In ordine ai bisogni primari di vita, il contribuente destina al loro soddisfacimento il consumo di tutto il suo reddito ed, in caso di insufficienza di quest’ultimo, intenta il ricorso a fonti di approvvigionamento delle risorse necessarie, non essendo possibile la rinuncia a tali bisogni, costituendo essi parte integrante della natura dell’uomo, come deriva dalla convergenza di opinione dell’economista e del sociologo. Divergere la stima dei valori impositivi da tale sintonia di valutazioni, significa commisurare la capacità contributiva a congetture solo astratte.

Il moltiplicatore previsto per l’immobile abitativo (volendo raccordare lo scrutinio sempre a tale pseudo indicatore di capacità contributiva, ma la critica è ampliabile alla generalità dei meccanismi del redditometro) a cui va aggiunta la rata annuale del mutuo, viene individuato in 4. Nella prova presuntiva del redditometro, il moltiplicatore identifica la relazione inferenziale che ricongiunge il fatto noto con il fatto indotto. In altri termini, esso riassumerebbe la logica verosimigliante del raccordo induttivo tra i due poli consequenziali della presunzione. L’inidoneità di tale congettura moltiplicativa è, invece, palese, dal momento che nessuno (incluso il suo ideatore) è mai stato nella condizione di chiarire la logica induttiva di tale moltiplicatore. Perché 4 e non 2 o 1400?

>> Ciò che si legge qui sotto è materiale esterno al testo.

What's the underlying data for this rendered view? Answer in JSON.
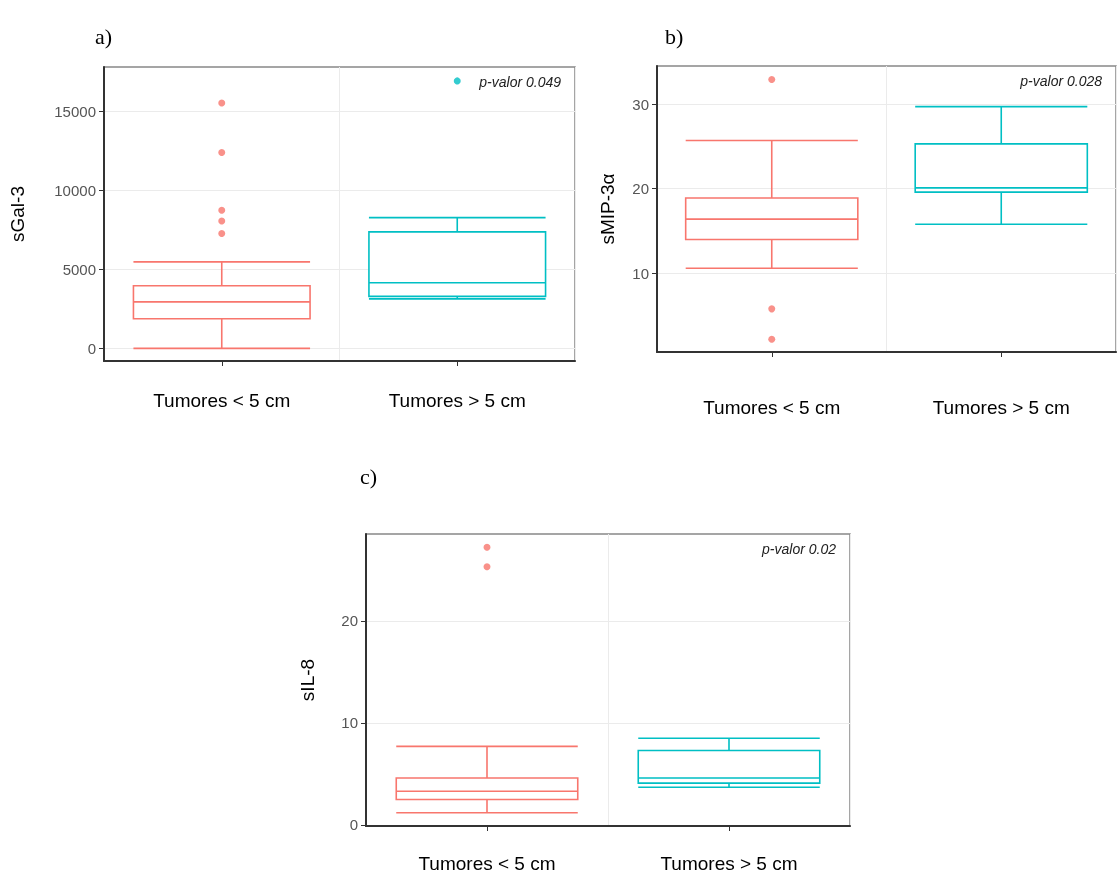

Tale omertà causale comporta, in modo del tutto palese, la lesione del diritto di difesa del contribuente e la mancanza di ogni garanzia (proprio come rappresentato nel citato articolo 22, D.L. 78/2010) sottesa all’astratta congettura reddituale procurata dal D.M. 10.9.1992, evidentemente ancora tutelato solo per chiari, ma nel contempo iniqui, motivi di cassa erariale.